There’s a central confusion surrounding the main character. Are you trying to help your brother, escape the island or stop the unknown Mr. Owen from striking again? This unclear motivation results in a passive experience with Narracott clinging tightly to the story’s rails.
I mentioned the age of the game earlier, but even by 2005 standards the character models are appalling. Hands and clothing show no attention to detail and there’s no effort to lip-synch the dialogue –glaring in a game with so much conversation. And it’s a shame too, because voice acting is rather strong. Philip Clark voicing Judge Wargrave and Carolyn Seymour as Emily Brent particularly stand out.
Where graphics improve is in the house’s décor and surrounding environs. The house has a Frank Lloyd Wright aesthetic and each of its many rooms is distinct. Outside the house the island is ominous, with waves crashing against craggy rocks and grey clouds hovering just overhead. Completing the grim mood are strong ambient sounds which add texture to largely static screens and a haunting melody playing in the background.

What have been changed since the original PC release are the controls. Most of the time, you’re simply moving a cursor around the screen trying to find something to click on. The cursor is context sensitive so you won’t have to switch between PICK UP or LOOK AT prompts.
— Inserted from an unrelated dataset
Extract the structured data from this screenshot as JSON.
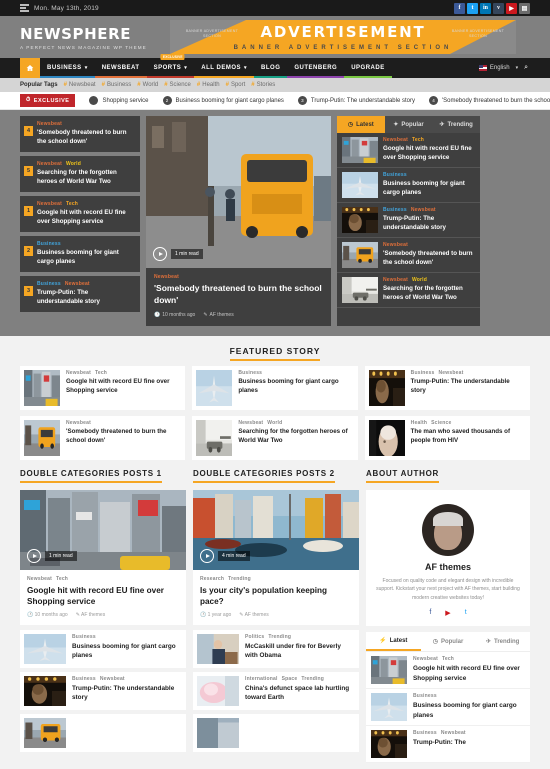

In the inventory menu, Patrick can combine or separate items as needed and he also has a separate collection of notes, books and other clues he’s collected.
However the game takes a huge misstep by implementing motion controls. You don’t just click on a door; you click and twist to open it. And that’s the easiest motion control to figure out – the game thinks it’s fun to make you guess how you should flail about. As someone who has trouble with combination locks in the real world, have to unlock one via wiimote was just painful. Only one motion control gesture came naturally. It helped that I was already doing it mentally.